6.   In 1998, this disciplinary rule was codified as Rule 1.8(c) of the Massachusetts Rules of Professional Conduct, 426 Mass. 1339.

7.   Although the attorney was aware of an aunt who had predeceased the testator, he did not know the aunt's name.

8.   The Attorney General's office also inquired whether the Board of Bar Overseers (BBO) would be interested in intervening or otherwise briefing the matter.   We are advised that the BBO declined to participate as a party and has assigned the matter to assistant bar counsel for investigation as a separate disciplinary grievance.
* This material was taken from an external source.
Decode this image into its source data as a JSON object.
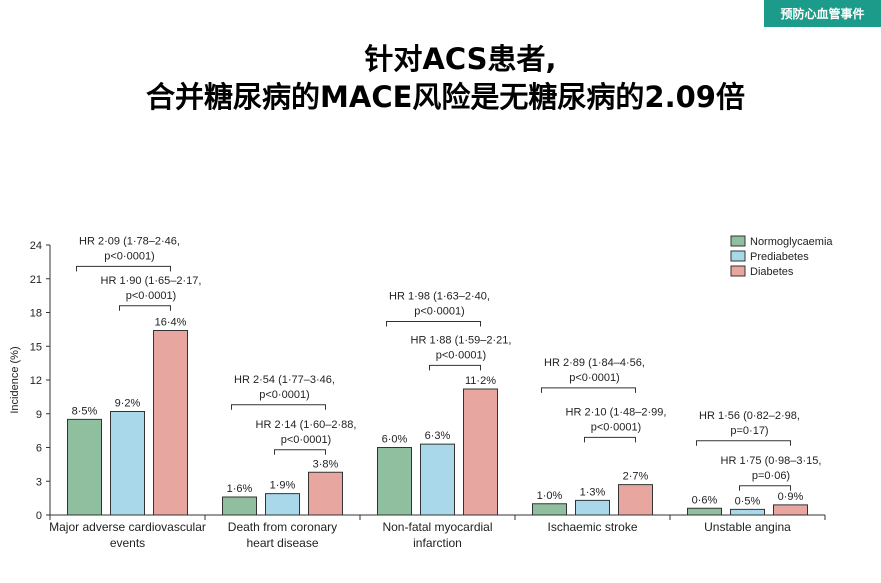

9.   The judge did not address, nor do we, whether the attorney's original drafting of the will in 1994, without referral to an independent attorney, amounted to a violation of a then-existing disciplinary rule or a breach of professional duty to the client.

10.   See also ABA Ethical Consideration 5-5, at note 5, supra.

11.   A separate matter altogether is whether the attorney violated the applicable Massachusetts Rules of Professional Conduct (see S.J.C. Rule 3:07 and predecessor rules), and the appropriate discipline for any violation so found.   See S.J.C. Rule 4:01, § 4, as appearing in 425 Mass. 1304 (1997) (disbarment, resignation, suspension, public reprimand by the BBO or admonition by bar counsel).